Achieving Data Efficient Neural Networks with Hybrid Concept-based Models
This work addresses data efficiency for machine learning practitioners, but it is incremental as it builds on existing concept-based approaches.
The paper tackles the problem of data efficiency in neural networks by introducing hybrid concept-based models that use both class labels and additional concept information, showing they outperform standard and previous concept-based models in accuracy, especially with sparse data, and also demonstrates adversarial concept attacks that challenge the interpretability of such models.

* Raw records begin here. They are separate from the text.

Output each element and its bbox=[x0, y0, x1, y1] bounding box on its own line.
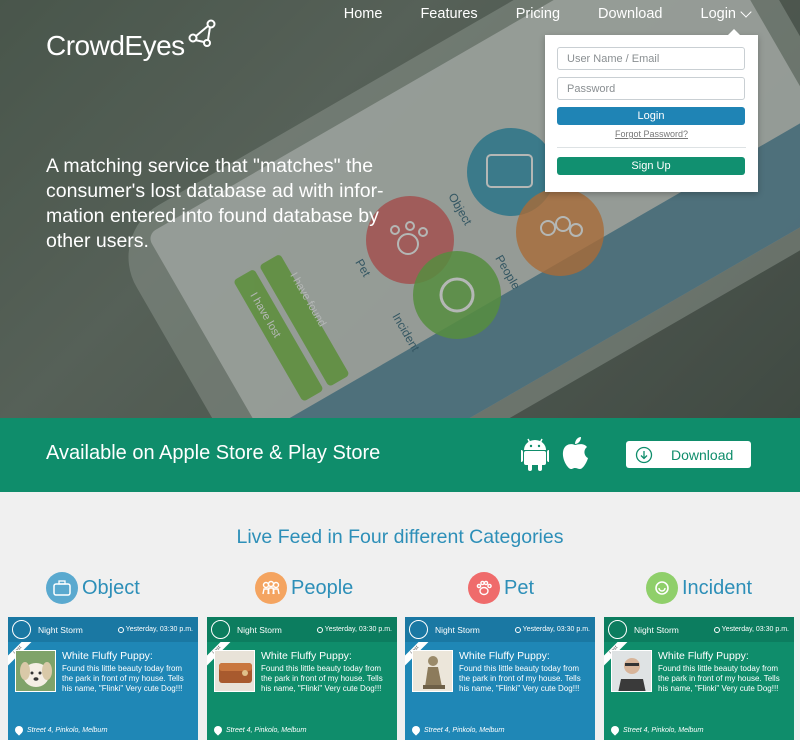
forgot-password-link[interactable]: Forgot Password? bbox=[557, 129, 746, 139]
download-button[interactable]: Download bbox=[626, 441, 751, 468]
download-button-label: Download bbox=[671, 446, 734, 463]
card-username[interactable]: Night Storm bbox=[237, 625, 282, 635]
login-dropdown: Login Forgot Password? Sign Up bbox=[545, 29, 758, 192]
feed-card-people[interactable]: Night Storm Yesterday, 03:30 p.m. Lost W… bbox=[207, 617, 397, 740]
card-location: Street 4, Pinkolo, Melburn bbox=[27, 726, 108, 734]
location-pin-icon bbox=[410, 724, 422, 736]
location-pin-icon bbox=[609, 724, 621, 736]
android-icon[interactable] bbox=[521, 437, 549, 471]
card-footer: Street 4, Pinkolo, Melburn bbox=[8, 720, 198, 740]
people-icon bbox=[255, 572, 287, 604]
nav-features[interactable]: Features bbox=[420, 6, 477, 22]
incident-icon bbox=[646, 572, 678, 604]
card-body: Lost White Fluffy Puppy: Found this litt… bbox=[405, 642, 595, 720]
feed-title: Live Feed in Four different Categories bbox=[236, 526, 564, 548]
card-title: White Fluffy Puppy: bbox=[261, 650, 352, 662]
category-object-label: Object bbox=[82, 576, 140, 599]
card-body: Lost White Fluffy Puppy: Found this litt… bbox=[604, 642, 794, 720]
login-button[interactable]: Login bbox=[557, 107, 745, 125]
nav-download[interactable]: Download bbox=[598, 6, 663, 22]
signup-button[interactable]: Sign Up bbox=[557, 157, 745, 175]
category-pet-label: Pet bbox=[504, 576, 535, 599]
card-location: Street 4, Pinkolo, Melburn bbox=[623, 726, 704, 734]
card-text: Found this little beauty today from the … bbox=[62, 664, 184, 693]
card-header: Night Storm Yesterday, 03:30 p.m. bbox=[8, 617, 198, 642]
paw-icon bbox=[468, 572, 500, 604]
category-people[interactable]: People bbox=[255, 572, 353, 604]
location-pin-icon bbox=[13, 724, 25, 736]
chevron-down-icon bbox=[740, 6, 752, 18]
password-input[interactable] bbox=[557, 77, 745, 100]
category-pet[interactable]: Pet bbox=[468, 572, 534, 604]
card-header: Night Storm Yesterday, 03:30 p.m. bbox=[604, 617, 794, 642]
clock-icon bbox=[316, 626, 323, 633]
card-time-text: Yesterday, 03:30 p.m. bbox=[721, 626, 789, 633]
clock-icon bbox=[117, 626, 124, 633]
wallet-thumbnail[interactable] bbox=[214, 650, 255, 692]
card-time: Yesterday, 03:30 p.m. bbox=[713, 626, 789, 633]
card-username[interactable]: Night Storm bbox=[38, 625, 83, 635]
card-username[interactable]: Night Storm bbox=[435, 625, 480, 635]
download-icon bbox=[635, 446, 653, 463]
username-input[interactable] bbox=[557, 47, 745, 70]
statue-thumbnail[interactable] bbox=[412, 650, 453, 692]
avatar[interactable] bbox=[12, 620, 31, 639]
apple-icon[interactable] bbox=[561, 436, 589, 470]
network-icon bbox=[188, 19, 216, 47]
card-time: Yesterday, 03:30 p.m. bbox=[117, 626, 193, 633]
nav-home[interactable]: Home bbox=[344, 6, 383, 22]
briefcase-icon bbox=[46, 572, 78, 604]
card-time-text: Yesterday, 03:30 p.m. bbox=[324, 626, 392, 633]
category-people-label: People bbox=[291, 576, 354, 599]
card-footer: Street 4, Pinkolo, Melburn bbox=[405, 720, 595, 740]
category-incident-label: Incident bbox=[682, 576, 753, 599]
puppy-thumbnail[interactable] bbox=[15, 650, 56, 692]
card-title: White Fluffy Puppy: bbox=[62, 650, 153, 662]
nav-login-label: Login bbox=[700, 6, 736, 22]
card-time-text: Yesterday, 03:30 p.m. bbox=[522, 626, 590, 633]
feed-card-incident[interactable]: Night Storm Yesterday, 03:30 p.m. Lost W… bbox=[604, 617, 794, 740]
category-incident[interactable]: Incident bbox=[646, 572, 752, 604]
card-body: Lost White Fluffy Puppy: Found this litt… bbox=[207, 642, 397, 720]
card-time: Yesterday, 03:30 p.m. bbox=[514, 626, 590, 633]
card-header: Night Storm Yesterday, 03:30 p.m. bbox=[207, 617, 397, 642]
feed-card-pet[interactable]: Night Storm Yesterday, 03:30 p.m. Lost W… bbox=[405, 617, 595, 740]
login-divider bbox=[557, 147, 746, 148]
card-header: Night Storm Yesterday, 03:30 p.m. bbox=[405, 617, 595, 642]
nav-login[interactable]: Login bbox=[700, 6, 752, 22]
card-body: Lost White Fluffy Puppy: Found this litt… bbox=[8, 642, 198, 720]
card-time: Yesterday, 03:30 p.m. bbox=[316, 626, 392, 633]
avatar[interactable] bbox=[409, 620, 428, 639]
card-title: White Fluffy Puppy: bbox=[459, 650, 550, 662]
top-nav: Home Features Pricing Download Login bbox=[344, 0, 800, 28]
card-footer: Street 4, Pinkolo, Melburn bbox=[604, 720, 794, 740]
avatar[interactable] bbox=[608, 620, 627, 639]
location-pin-icon bbox=[212, 724, 224, 736]
card-title: White Fluffy Puppy: bbox=[658, 650, 749, 662]
clock-icon bbox=[514, 626, 521, 633]
hero-tagline: A matching service that "matches" the co… bbox=[46, 155, 384, 252]
category-object[interactable]: Object bbox=[46, 572, 140, 604]
store-banner-text: Available on Apple Store & Play Store bbox=[46, 442, 381, 464]
brand-name: CrowdEyes bbox=[46, 30, 185, 61]
person-thumbnail[interactable] bbox=[611, 650, 652, 692]
card-text: Found this little beauty today from the … bbox=[459, 664, 581, 693]
card-location: Street 4, Pinkolo, Melburn bbox=[424, 726, 505, 734]
card-time-text: Yesterday, 03:30 p.m. bbox=[125, 626, 193, 633]
clock-icon bbox=[713, 626, 720, 633]
card-text: Found this little beauty today from the … bbox=[658, 664, 780, 693]
avatar[interactable] bbox=[211, 620, 230, 639]
card-location: Street 4, Pinkolo, Melburn bbox=[226, 726, 307, 734]
nav-pricing[interactable]: Pricing bbox=[516, 6, 560, 22]
feed-card-object[interactable]: Night Storm Yesterday, 03:30 p.m. Lost W… bbox=[8, 617, 198, 740]
card-footer: Street 4, Pinkolo, Melburn bbox=[207, 720, 397, 740]
brand-logo[interactable]: CrowdEyes bbox=[46, 18, 217, 62]
card-username[interactable]: Night Storm bbox=[634, 625, 679, 635]
card-text: Found this little beauty today from the … bbox=[261, 664, 383, 693]
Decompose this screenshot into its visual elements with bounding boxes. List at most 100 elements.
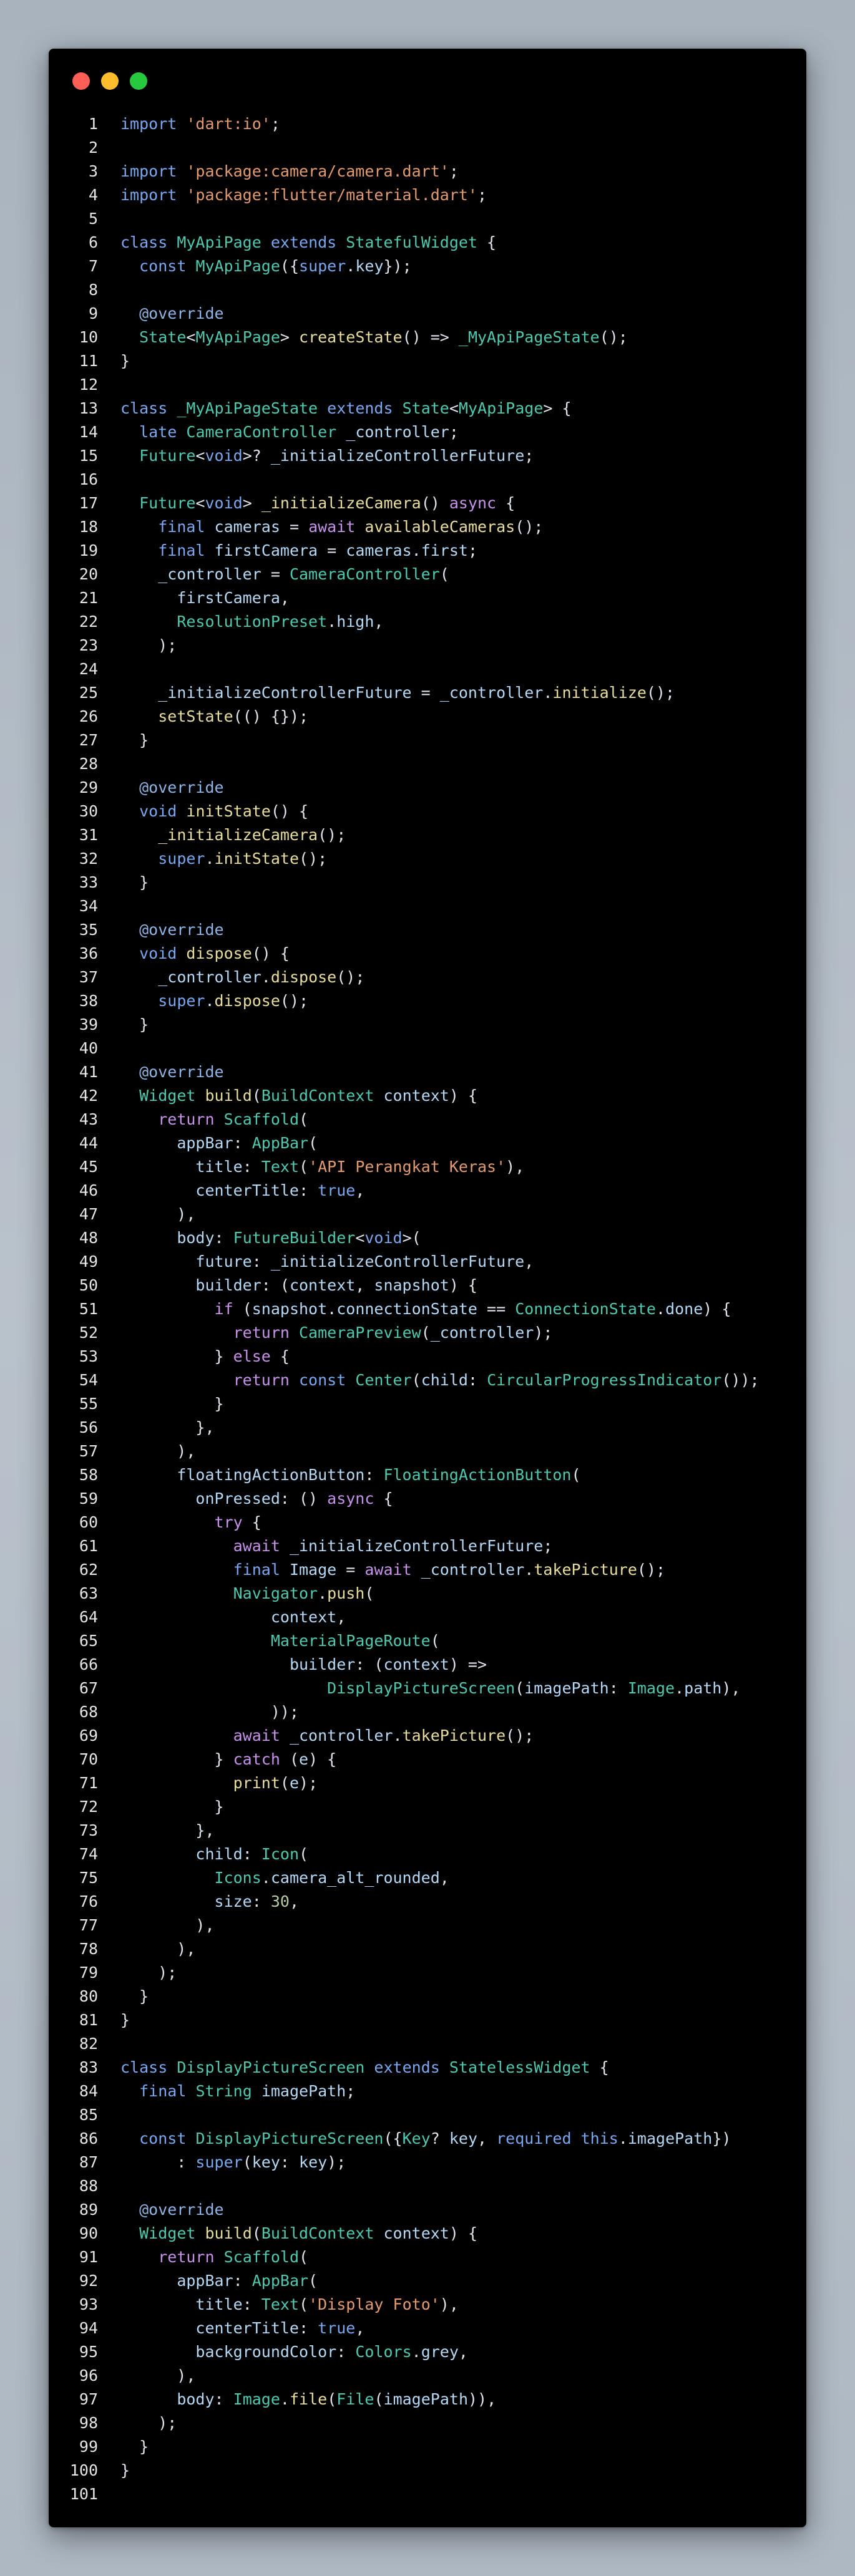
code-token: floatingActionButton: [177, 1466, 365, 1484]
line-number: 46: [79, 1181, 98, 1199]
code-line: 65 MaterialPageRoute(: [49, 1629, 806, 1653]
code-token: =: [280, 518, 309, 536]
code-token: _controller: [421, 1561, 525, 1579]
code-token: e: [289, 1774, 300, 1792]
code-token: @override: [139, 778, 224, 797]
line-number: 62: [79, 1561, 98, 1579]
code-token: void: [139, 944, 177, 962]
code-token: ();: [515, 518, 544, 536]
line-text: floatingActionButton: FloatingActionButt…: [120, 1463, 580, 1487]
maximize-button[interactable]: [130, 72, 147, 90]
code-token: (: [252, 2224, 261, 2242]
line-text: }: [120, 2459, 130, 2482]
line-number: 53: [79, 1347, 98, 1365]
minimize-button[interactable]: [101, 72, 119, 90]
line-number: 47: [79, 1205, 98, 1223]
code-token: }): [712, 2129, 731, 2147]
line-text: child: Icon(: [120, 1842, 308, 1866]
code-token: void: [205, 494, 243, 512]
line-number: 50: [79, 1276, 98, 1294]
code-line: 21 firstCamera,: [49, 586, 806, 610]
code-token: AppBar: [252, 1134, 309, 1152]
line-text: if (snapshot.connectionState == Connecti…: [120, 1297, 731, 1321]
code-line: 72 }: [49, 1795, 806, 1819]
code-token: }: [120, 1798, 224, 1816]
code-line: 54 return const Center(child: CircularPr…: [49, 1368, 806, 1392]
line-text: }: [120, 349, 130, 373]
code-token: Colors: [355, 2343, 412, 2361]
code-line: 96 ),: [49, 2364, 806, 2388]
line-number: 34: [79, 897, 98, 915]
code-token: ));: [120, 1703, 299, 1721]
line-number: 29: [79, 778, 98, 797]
line-text: print(e);: [120, 1771, 318, 1795]
code-token: .: [346, 257, 356, 275]
code-token: }: [120, 2461, 130, 2479]
code-token: key: [355, 257, 384, 275]
line-text: body: Image.file(File(imagePath)),: [120, 2388, 496, 2411]
code-token: ,: [439, 1869, 449, 1887]
code-token: final: [158, 541, 205, 559]
close-button[interactable]: [72, 72, 90, 90]
code-token: (): [421, 494, 449, 512]
code-token: 'package:flutter/material.dart': [186, 186, 477, 204]
code-token: =: [318, 541, 346, 559]
line-number: 90: [79, 2224, 98, 2242]
line-text: await _initializeControllerFuture;: [120, 1534, 553, 1558]
code-line: 67 DisplayPictureScreen(imagePath: Image…: [49, 1677, 806, 1700]
line-number: 101: [69, 2485, 98, 2503]
line-text: Widget build(BuildContext context) {: [120, 2222, 477, 2245]
code-line: 42 Widget build(BuildContext context) {: [49, 1084, 806, 1108]
line-text: );: [120, 634, 177, 657]
code-line: 37 _controller.dispose();: [49, 966, 806, 989]
code-token: :: [214, 1229, 233, 1247]
code-token: @override: [139, 1063, 224, 1081]
code-token: MyApiPage: [195, 328, 280, 346]
code-token: class: [120, 2058, 168, 2076]
code-token: snapshot: [252, 1300, 328, 1318]
code-token: const: [139, 2129, 187, 2147]
code-token: .: [327, 613, 337, 631]
line-number: 22: [79, 613, 98, 631]
code-token: ,: [336, 1608, 346, 1626]
line-number: 91: [79, 2248, 98, 2266]
line-number: 14: [79, 423, 98, 441]
code-token: initState: [214, 850, 300, 868]
code-token: await: [233, 1726, 280, 1745]
code-token: body: [177, 2390, 215, 2408]
line-text: } else {: [120, 1345, 290, 1368]
code-token: ;: [524, 447, 534, 465]
code-token: cameras: [214, 518, 280, 536]
line-text: @override: [120, 918, 223, 942]
code-line: 82: [49, 2032, 806, 2056]
code-token: ;: [270, 115, 280, 133]
line-number: 18: [79, 518, 98, 536]
line-text: super.dispose();: [120, 989, 308, 1013]
code-line: 80 }: [49, 1985, 806, 2008]
line-text: ),: [120, 1937, 195, 1961]
line-number: 66: [79, 1655, 98, 1673]
line-text: import 'package:camera/camera.dart';: [120, 160, 459, 183]
code-line: 86 const DisplayPictureScreen({Key? key,…: [49, 2127, 806, 2151]
code-token: ==: [477, 1300, 515, 1318]
code-token: void: [205, 447, 243, 465]
code-editor: 1 import 'dart:io'; 2 3 import 'package:came…: [49, 112, 806, 2506]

Most datasets used for supervised machine learning consist of a single label per data point. However, in cases where more information than just the class label is available, would it be possible to train models more efficiently? We introduce two novel model architectures, which we call hybrid concept-based models, that train using both class labels and additional information in the dataset referred to as concepts. In order to thoroughly assess their performance, we introduce ConceptShapes, an open and flexible class of datasets with concept labels. We show that the hybrid concept-based models outperform standard computer vision models and previously proposed concept-based models with respect to accuracy, especially in sparse data settings. We also introduce an algorithm for performing adversarial concept attacks, where an image is perturbed in a way that does not change a concept-based model's concept predictions, but changes the class prediction. The existence of such adversarial examples raises questions about the interpretable qualities promised by concept-based models.